This course is an introduction to theory and applications of event-history analysis, plus some elements of panel data analysis. Longitudinal data are commonly used to address many research questions in demography, social sciences, and epidemiology.
- Blossfeld, H., K. Golsch, and G. Rohwer. 2007. Event History Analysis with Stata. Mahwah, NJ: Lawrence Erlbaum.
- Scherer, S. 2013. Analisi dei dati longitudinali. Un'introduzione pratica. Bologna: Il Mulino.

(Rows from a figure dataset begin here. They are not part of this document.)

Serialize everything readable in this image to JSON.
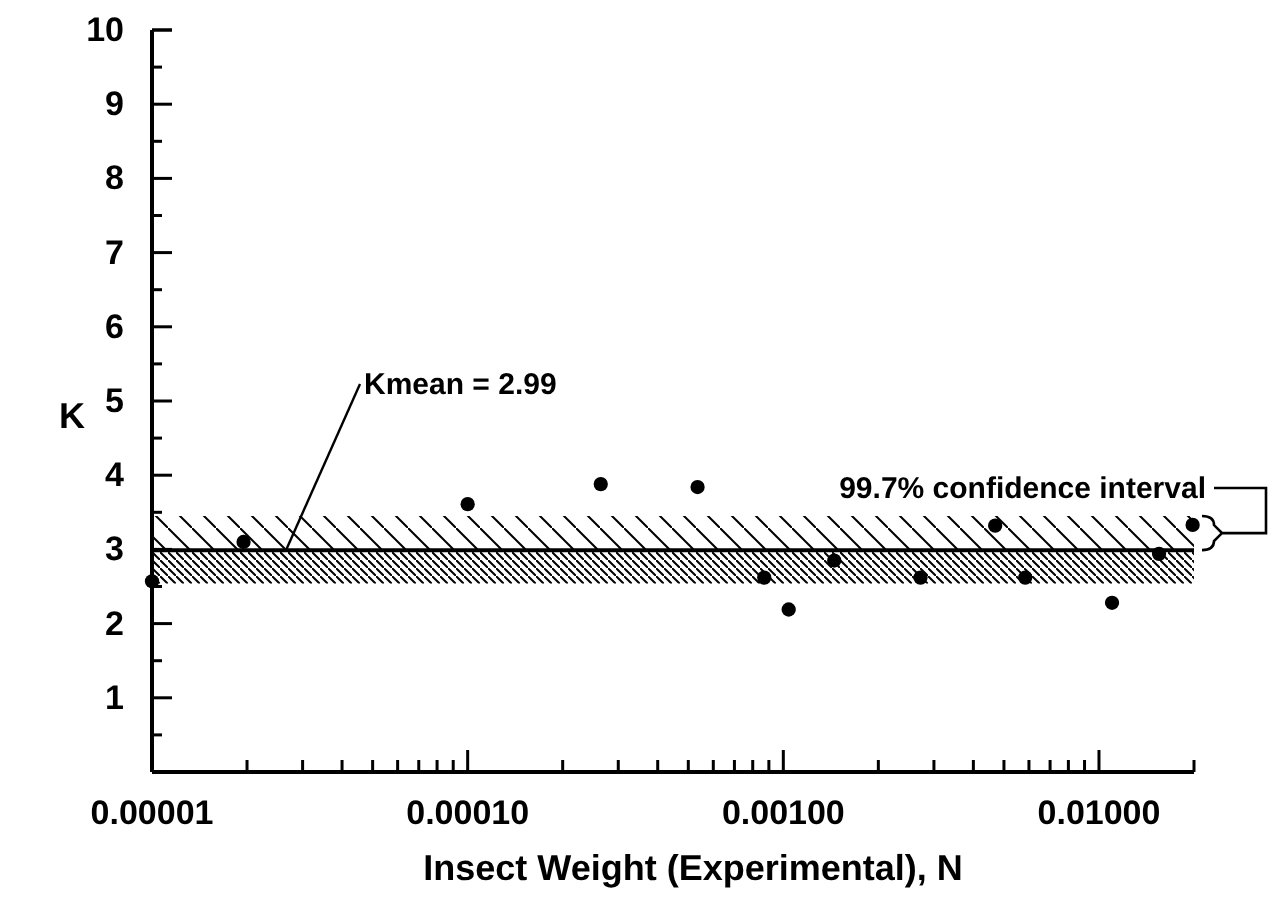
{
  "chart_data": {
    "type": "scatter",
    "xlabel": "Insect Weight (Experimental), N",
    "ylabel": "K",
    "log": "x",
    "marker": "circle",
    "grid": false,
    "x": [
      1e-05,
      1.95e-05,
      0.0001,
      0.000264,
      0.000535,
      0.00087,
      0.00104,
      0.00145,
      0.00272,
      0.00469,
      0.00584,
      0.011,
      0.0155,
      0.0198
    ],
    "values": [
      2.57,
      3.1,
      3.61,
      3.88,
      3.84,
      2.62,
      2.19,
      2.85,
      2.62,
      3.32,
      2.62,
      2.28,
      2.94,
      3.33
    ],
    "color": "#000000",
    "xlim": [
      1e-05,
      0.02
    ],
    "xticks": [
      {
        "value": 1e-05,
        "label": "0.00001"
      },
      {
        "value": 2e-05,
        "label": null
      },
      {
        "value": 3e-05,
        "label": null
      },
      {
        "value": 4e-05,
        "label": null
      },
      {
        "value": 5e-05,
        "label": null
      },
      {
        "value": 6e-05,
        "label": null
      },
      {
        "value": 7e-05,
        "label": null
      },
      {
        "value": 8e-05,
        "label": null
      },
      {
        "value": 9e-05,
        "label": null
      },
      {
        "value": 0.0001,
        "label": "0.00010"
      },
      {
        "value": 0.0002,
        "label": null
      },
      {
        "value": 0.0003,
        "label": null
      },
      {
        "value": 0.0004,
        "label": null
      },
      {
        "value": 0.0005,
        "label": null
      },
      {
        "value": 0.0006,
        "label": null
      },
      {
        "value": 0.0007,
        "label": null
      },
      {
        "value": 0.0008,
        "label": null
      },
      {
        "value": 0.0009,
        "label": null
      },
      {
        "value": 0.001,
        "label": "0.00100"
      },
      {
        "value": 0.002,
        "label": null
      },
      {
        "value": 0.003,
        "label": null
      },
      {
        "value": 0.004,
        "label": null
      },
      {
        "value": 0.005,
        "label": null
      },
      {
        "value": 0.006,
        "label": null
      },
      {
        "value": 0.007,
        "label": null
      },
      {
        "value": 0.008,
        "label": null
      },
      {
        "value": 0.009,
        "label": null
      },
      {
        "value": 0.01,
        "label": "0.01000"
      },
      {
        "value": 0.02,
        "label": null
      }
    ],
    "ylim": [
      0,
      10
    ],
    "yticks": [
      {
        "value": 0.5,
        "label": null
      },
      1,
      {
        "value": 1.5,
        "label": null
      },
      2,
      {
        "value": 2.5,
        "label": null
      },
      3,
      {
        "value": 3.5,
        "label": null
      },
      4,
      {
        "value": 4.5,
        "label": null
      },
      5,
      {
        "value": 5.5,
        "label": null
      },
      6,
      {
        "value": 6.5,
        "label": null
      },
      7,
      {
        "value": 7.5,
        "label": null
      },
      8,
      {
        "value": 8.5,
        "label": null
      },
      9,
      {
        "value": 9.5,
        "label": null
      },
      10
    ],
    "ref_lines": [
      {
        "axis": "y",
        "value": 2.99,
        "label": "Kmean = 2.99",
        "color": "#000000",
        "line_style": "solid"
      }
    ],
    "bands": [
      {
        "axis": "y",
        "from": 2.99,
        "to": 3.45,
        "label": "99.7% confidence interval",
        "color": "#000000"
      },
      {
        "axis": "y",
        "from": 2.54,
        "to": 2.99,
        "color": "#000000"
      }
    ]
  }
}
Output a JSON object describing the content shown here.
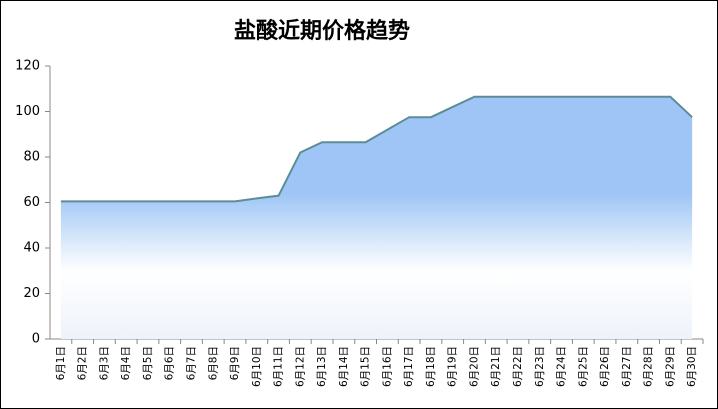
{
  "chart_data": {
    "type": "area",
    "title": "盐酸近期价格趋势",
    "categories": [
      "6月1日",
      "6月2日",
      "6月3日",
      "6月4日",
      "6月5日",
      "6月6日",
      "6月7日",
      "6月8日",
      "6月9日",
      "6月10日",
      "6月11日",
      "6月12日",
      "6月13日",
      "6月14日",
      "6月15日",
      "6月16日",
      "6月17日",
      "6月18日",
      "6月19日",
      "6月20日",
      "6月21日",
      "6月22日",
      "6月23日",
      "6月24日",
      "6月25日",
      "6月26日",
      "6月27日",
      "6月28日",
      "6月29日",
      "6月30日"
    ],
    "values": [
      60.5,
      60.5,
      60.5,
      60.5,
      60.5,
      60.5,
      60.5,
      60.5,
      60.5,
      61.8,
      63,
      82,
      86.5,
      86.5,
      86.5,
      92,
      97.5,
      97.5,
      102,
      106.5,
      106.5,
      106.5,
      106.5,
      106.5,
      106.5,
      106.5,
      106.5,
      106.5,
      106.5,
      97.5
    ],
    "color": "#5b8d98",
    "fill_color": "#9ec5f5",
    "ylim": [
      0,
      120
    ],
    "yticks": [
      0,
      20,
      40,
      60,
      80,
      100,
      120
    ]
  }
}
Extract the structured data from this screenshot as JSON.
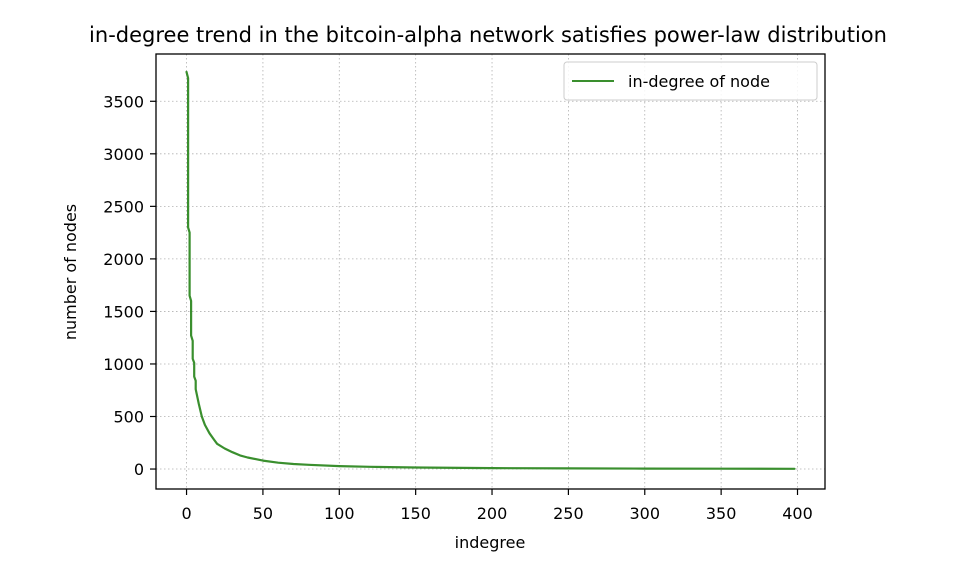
{
  "chart_data": {
    "type": "line",
    "title": "in-degree trend in the bitcoin-alpha network satisfies power-law distribution",
    "xlabel": "indegree",
    "ylabel": "number of nodes",
    "xlim": [
      -20,
      418
    ],
    "ylim": [
      -190,
      3950
    ],
    "x_ticks": [
      0,
      50,
      100,
      150,
      200,
      250,
      300,
      350,
      400
    ],
    "x_tick_labels": [
      "0",
      "50",
      "100",
      "150",
      "200",
      "250",
      "300",
      "350",
      "400"
    ],
    "y_ticks": [
      0,
      500,
      1000,
      1500,
      2000,
      2500,
      3000,
      3500
    ],
    "y_tick_labels": [
      "0",
      "500",
      "1000",
      "1500",
      "2000",
      "2500",
      "3000",
      "3500"
    ],
    "grid": true,
    "legend_position": "top-right",
    "series": [
      {
        "name": "in-degree of node",
        "color": "#3a8f2e",
        "x": [
          0,
          1,
          1,
          2,
          2,
          3,
          3,
          4,
          4,
          5,
          5,
          6,
          6,
          8,
          10,
          12,
          15,
          18,
          20,
          25,
          30,
          35,
          40,
          50,
          60,
          70,
          80,
          100,
          120,
          150,
          200,
          250,
          300,
          350,
          398
        ],
        "y": [
          3780,
          3720,
          2300,
          2250,
          1650,
          1600,
          1270,
          1220,
          1050,
          1010,
          880,
          840,
          760,
          620,
          500,
          420,
          340,
          280,
          240,
          195,
          160,
          130,
          110,
          80,
          60,
          48,
          40,
          28,
          21,
          15,
          9,
          6,
          4,
          3,
          2
        ]
      }
    ]
  }
}
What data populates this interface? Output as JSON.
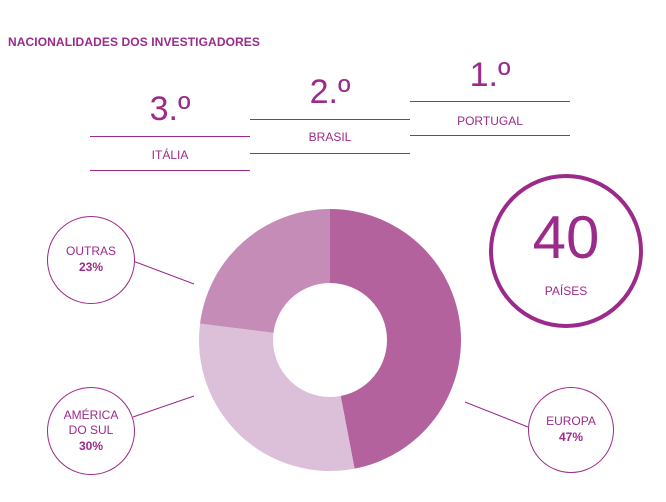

- Slides and additional materials will be provided during the course.
This course covers univariate and multivariate (regression) methods for analysis of duration (event-history) data, including their recent developments. Students also learn data management skills that are specific to conducting event-history analysis in Stata.
Face-to-face lessons and lab sessions.
Type of Assessment
Written exam that icludes both exercises in Stata and questions on theory.
Introduction (Basic concepts and definitions, Event history data, censoring and truncation, discrete vs. continuous time); Event history data (Coding and data preparation, Life tables, Kaplan-Meier, related estimators, Stata applications, time-constant and time-varying variables); Non-parametric models (Exponential and piece-wise constant models); Modelling-related issues (Interactions and combinations of variables; model choice and goodness of fit); Parametric models (Weibull, Gompertz, Log-Logistic, Log-Normal); Cox model (Estimation, interpretation of parameters and model diagnostics, PH assumption); Competing risk models (Data preparation, estimation and interpretation); Advanced topics (Discrete time models, frailty models – unobserved heterogeneity); Introduction to panel data and related regression models (random and fixed effects).